We are going to work around these limitations and create a function that can take any input string and pattern, and replaces all matches of the pattern with something else.

Fancy algorithm

So, how do we do this? One naive approach would be to just while-loop over the input and keep replacing until we don't find any more matches. Of course this doesn't work, because then replacing A with AX would send us into an infinite loop. We need to make sure we only hit each match once, and exactly once. There can be multiple matches in the input, but PATINDEX will only give us the first one.
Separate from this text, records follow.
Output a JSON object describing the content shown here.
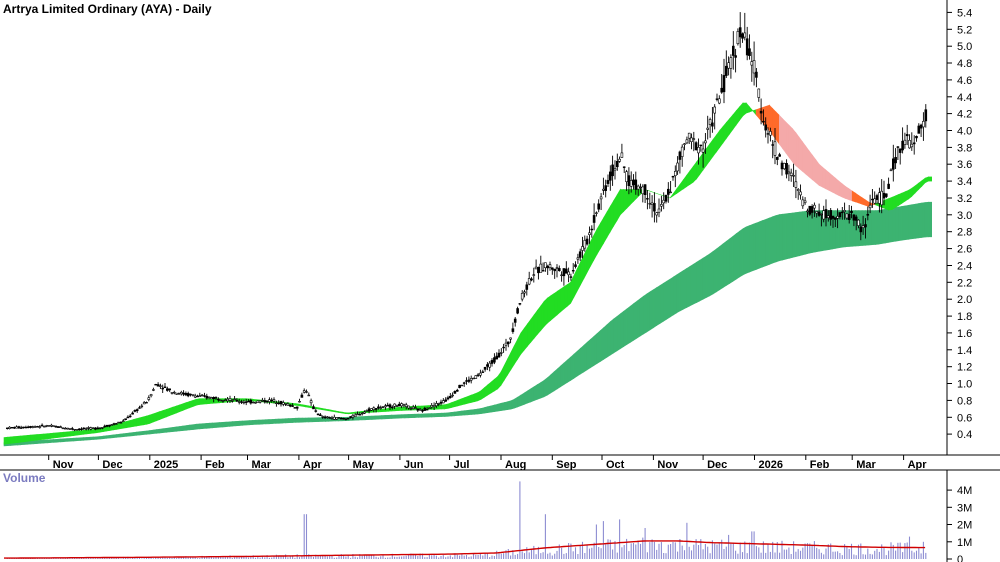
{
  "chart_data": [
    {
      "type": "candlestick",
      "title": "Artrya Limited Ordinary (AYA) - Daily",
      "ylim": [
        0.2,
        5.5
      ],
      "y_ticks": [
        0.4,
        0.6,
        0.8,
        1.0,
        1.2,
        1.4,
        1.6,
        1.8,
        2.0,
        2.2,
        2.4,
        2.6,
        2.8,
        3.0,
        3.2,
        3.4,
        3.6,
        3.8,
        4.0,
        4.2,
        4.4,
        4.6,
        4.8,
        5.0,
        5.2,
        5.4
      ],
      "y_tick_labels": [
        "0.4",
        "0.6",
        "0.8",
        "1.0",
        "1.2",
        "1.4",
        "1.6",
        "1.8",
        "2.0",
        "2.2",
        "2.4",
        "2.6",
        "2.8",
        "3.0",
        "3.2",
        "3.4",
        "3.6",
        "3.8",
        "4.0",
        "4.2",
        "4.4",
        "4.6",
        "4.8",
        "5.0",
        "5.2",
        "5.4"
      ],
      "x_ticks": [
        "Nov",
        "Dec",
        "2025",
        "Feb",
        "Mar",
        "Apr",
        "May",
        "Jun",
        "Jul",
        "Aug",
        "Sep",
        "Oct",
        "Nov",
        "Dec",
        "2026",
        "Feb",
        "Mar",
        "Apr"
      ],
      "x_tick_days": [
        0,
        30,
        61,
        92,
        120,
        151,
        181,
        212,
        242,
        273,
        304,
        334,
        365,
        395,
        426,
        457,
        485,
        516
      ],
      "x_range_days": [
        -27,
        538
      ],
      "price_path": [
        [
          -27,
          0.47
        ],
        [
          0,
          0.5
        ],
        [
          15,
          0.46
        ],
        [
          30,
          0.47
        ],
        [
          45,
          0.55
        ],
        [
          60,
          0.8
        ],
        [
          65,
          1.0
        ],
        [
          75,
          0.9
        ],
        [
          90,
          0.85
        ],
        [
          105,
          0.82
        ],
        [
          120,
          0.78
        ],
        [
          135,
          0.8
        ],
        [
          150,
          0.72
        ],
        [
          155,
          0.95
        ],
        [
          160,
          0.7
        ],
        [
          165,
          0.6
        ],
        [
          180,
          0.58
        ],
        [
          195,
          0.7
        ],
        [
          212,
          0.75
        ],
        [
          225,
          0.68
        ],
        [
          240,
          0.8
        ],
        [
          250,
          1.0
        ],
        [
          260,
          1.1
        ],
        [
          270,
          1.3
        ],
        [
          278,
          1.5
        ],
        [
          285,
          2.0
        ],
        [
          292,
          2.3
        ],
        [
          300,
          2.4
        ],
        [
          315,
          2.3
        ],
        [
          325,
          2.7
        ],
        [
          335,
          3.3
        ],
        [
          345,
          3.7
        ],
        [
          350,
          3.4
        ],
        [
          360,
          3.3
        ],
        [
          368,
          3.0
        ],
        [
          375,
          3.3
        ],
        [
          385,
          3.9
        ],
        [
          395,
          3.8
        ],
        [
          405,
          4.4
        ],
        [
          413,
          4.9
        ],
        [
          418,
          5.2
        ],
        [
          425,
          4.8
        ],
        [
          432,
          4.1
        ],
        [
          440,
          3.7
        ],
        [
          450,
          3.4
        ],
        [
          457,
          3.1
        ],
        [
          470,
          3.0
        ],
        [
          485,
          3.0
        ],
        [
          492,
          2.8
        ],
        [
          497,
          3.2
        ],
        [
          505,
          3.2
        ],
        [
          510,
          3.6
        ],
        [
          516,
          3.9
        ],
        [
          522,
          3.8
        ],
        [
          528,
          4.1
        ],
        [
          530,
          4.2
        ]
      ],
      "bands": [
        {
          "name": "short-term-ma-band",
          "fast": [
            [
              -27,
              0.36
            ],
            [
              30,
              0.46
            ],
            [
              60,
              0.62
            ],
            [
              90,
              0.82
            ],
            [
              120,
              0.82
            ],
            [
              150,
              0.76
            ],
            [
              180,
              0.65
            ],
            [
              212,
              0.72
            ],
            [
              240,
              0.75
            ],
            [
              260,
              0.9
            ],
            [
              272,
              1.1
            ],
            [
              285,
              1.6
            ],
            [
              300,
              2.0
            ],
            [
              315,
              2.2
            ],
            [
              330,
              2.8
            ],
            [
              345,
              3.3
            ],
            [
              360,
              3.3
            ],
            [
              375,
              3.2
            ],
            [
              390,
              3.6
            ],
            [
              405,
              4.0
            ],
            [
              420,
              4.35
            ],
            [
              435,
              4.0
            ],
            [
              450,
              3.6
            ],
            [
              465,
              3.35
            ],
            [
              480,
              3.2
            ],
            [
              495,
              3.1
            ],
            [
              508,
              3.2
            ],
            [
              520,
              3.3
            ],
            [
              530,
              3.45
            ]
          ],
          "slow": [
            [
              -27,
              0.28
            ],
            [
              30,
              0.42
            ],
            [
              60,
              0.52
            ],
            [
              90,
              0.75
            ],
            [
              120,
              0.8
            ],
            [
              150,
              0.74
            ],
            [
              180,
              0.64
            ],
            [
              212,
              0.68
            ],
            [
              240,
              0.7
            ],
            [
              260,
              0.8
            ],
            [
              272,
              0.95
            ],
            [
              285,
              1.35
            ],
            [
              300,
              1.7
            ],
            [
              315,
              1.95
            ],
            [
              330,
              2.5
            ],
            [
              345,
              3.0
            ],
            [
              360,
              3.3
            ],
            [
              375,
              3.2
            ],
            [
              390,
              3.4
            ],
            [
              405,
              3.8
            ],
            [
              420,
              4.2
            ],
            [
              435,
              4.3
            ],
            [
              450,
              4.0
            ],
            [
              465,
              3.6
            ],
            [
              480,
              3.35
            ],
            [
              495,
              3.15
            ],
            [
              508,
              3.05
            ],
            [
              520,
              3.2
            ],
            [
              530,
              3.4
            ]
          ]
        },
        {
          "name": "long-term-ma-band",
          "fast": [
            [
              -27,
              0.3
            ],
            [
              30,
              0.37
            ],
            [
              60,
              0.44
            ],
            [
              90,
              0.52
            ],
            [
              120,
              0.56
            ],
            [
              150,
              0.59
            ],
            [
              180,
              0.6
            ],
            [
              212,
              0.63
            ],
            [
              240,
              0.65
            ],
            [
              260,
              0.7
            ],
            [
              280,
              0.8
            ],
            [
              300,
              1.05
            ],
            [
              320,
              1.4
            ],
            [
              340,
              1.75
            ],
            [
              360,
              2.05
            ],
            [
              380,
              2.3
            ],
            [
              400,
              2.55
            ],
            [
              420,
              2.85
            ],
            [
              440,
              3.0
            ],
            [
              460,
              3.05
            ],
            [
              480,
              3.05
            ],
            [
              500,
              3.05
            ],
            [
              515,
              3.1
            ],
            [
              530,
              3.15
            ]
          ],
          "slow": [
            [
              -27,
              0.26
            ],
            [
              30,
              0.34
            ],
            [
              60,
              0.4
            ],
            [
              90,
              0.46
            ],
            [
              120,
              0.51
            ],
            [
              150,
              0.54
            ],
            [
              180,
              0.56
            ],
            [
              212,
              0.59
            ],
            [
              240,
              0.61
            ],
            [
              260,
              0.64
            ],
            [
              280,
              0.7
            ],
            [
              300,
              0.85
            ],
            [
              320,
              1.1
            ],
            [
              340,
              1.35
            ],
            [
              360,
              1.6
            ],
            [
              380,
              1.85
            ],
            [
              400,
              2.05
            ],
            [
              420,
              2.3
            ],
            [
              440,
              2.45
            ],
            [
              460,
              2.55
            ],
            [
              480,
              2.62
            ],
            [
              500,
              2.65
            ],
            [
              515,
              2.7
            ],
            [
              530,
              2.74
            ]
          ]
        }
      ]
    },
    {
      "type": "bar",
      "title": "Volume",
      "ylim": [
        0,
        4.7
      ],
      "y_ticks": [
        0,
        1,
        2,
        3,
        4
      ],
      "y_tick_labels": [
        "0",
        "1M",
        "2M",
        "3M",
        "4M"
      ],
      "bar_color": "#8c8cd2",
      "ma_color": "#d00000",
      "volume_path": [
        [
          -27,
          0.05
        ],
        [
          60,
          0.1
        ],
        [
          150,
          0.2
        ],
        [
          260,
          0.25
        ],
        [
          285,
          0.5
        ],
        [
          300,
          0.6
        ],
        [
          330,
          0.8
        ],
        [
          360,
          1.0
        ],
        [
          390,
          0.9
        ],
        [
          420,
          0.8
        ],
        [
          460,
          0.75
        ],
        [
          500,
          0.7
        ],
        [
          530,
          0.7
        ]
      ],
      "volume_spikes": [
        [
          155,
          2.6
        ],
        [
          285,
          4.5
        ],
        [
          300,
          2.6
        ],
        [
          330,
          2.0
        ],
        [
          335,
          2.2
        ],
        [
          345,
          2.3
        ],
        [
          360,
          1.8
        ],
        [
          385,
          2.1
        ],
        [
          410,
          1.4
        ],
        [
          425,
          1.6
        ],
        [
          520,
          1.3
        ],
        [
          528,
          1.0
        ]
      ],
      "ma_path": [
        [
          -27,
          0.05
        ],
        [
          60,
          0.1
        ],
        [
          120,
          0.15
        ],
        [
          180,
          0.22
        ],
        [
          240,
          0.28
        ],
        [
          270,
          0.35
        ],
        [
          285,
          0.5
        ],
        [
          300,
          0.65
        ],
        [
          330,
          0.85
        ],
        [
          360,
          1.05
        ],
        [
          380,
          1.05
        ],
        [
          400,
          0.95
        ],
        [
          420,
          0.9
        ],
        [
          440,
          0.85
        ],
        [
          460,
          0.8
        ],
        [
          480,
          0.72
        ],
        [
          500,
          0.68
        ],
        [
          530,
          0.66
        ]
      ]
    }
  ],
  "colors": {
    "candle": "#000000",
    "short_band_up": "#22dd22",
    "short_band_down": "#ff6a2a",
    "short_band_down_light": "#f4a9a9",
    "long_band": "#3cb371",
    "axis": "#000000",
    "grid": "#cccccc"
  }
}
This suggests cutting up the input string as we go.

Here's one way of going about it:

This algorithm finds the first occurrence of the pattern, appends everything before that to the output, appends the replacement, and then continues on the remaining string.

It works, but there is one crucial missing detail: we don't know anything about the pattern that is being matched aside from its start index, because that's the only output PATINDEX gives us. We don't even know how long it is, which means we can't know how much of the input string to cut and replace.

Sadly, the only way around it is to make this an input parameter, meaning the consumer of our function will be responsible for providing the pattern as well as the length of the matches it will produce. "Fortunately", PATINDEX does not support variable-length patterns, so any matches it produces will always be the same length.

Code it up

Here's my implementation of this algorithm:

CREATE FUNCTION dbo.fnReplaceAll
(
    @input          VARCHAR(MAX),
    @match_pattern  VARCHAR(MAX),
    @match_length   INT,
    @replace_value  VARCHAR(MAX)
)
RETURNS VARCHAR(MAX)
BEGIN

    DECLARE @output     VARCHAR(MAX) = '',
            @input_copy VARCHAR(MAX) = @input,
            @match_ix   INT;

    SET @match_ix = PATINDEX(@match_pattern, @input_copy);
    
    WHILE @match_ix > 0
    BEGIN

        SET @output = @output + SUBSTRING(@input_copy, 1, @match_ix - 1) + @replace_value;
        SET @input_copy = SUBSTRING(@input_copy, @match_ix + @match_length, LEN(@input_copy));

        SET @match_ix = PATINDEX(@match_pattern, @input_copy);
    END

    SET @output = @output + @input_copy;

    RETURN @output;

END

Simple enough, and it gets the job done. It's a pure T-SQL function, which means it doesn't require the CLR and'll run on Azure SQL.

A little test:

SELECT dbo.fnReplaceAll('a b c bb c a b aabbccbca a', '%b%', 1, 'bx')

...which correctly returns:

(No column name)
----------------
a bx c bxbx c a bx aabxbxccbxca a

It's not exactly regex, but hey, it still has its uses.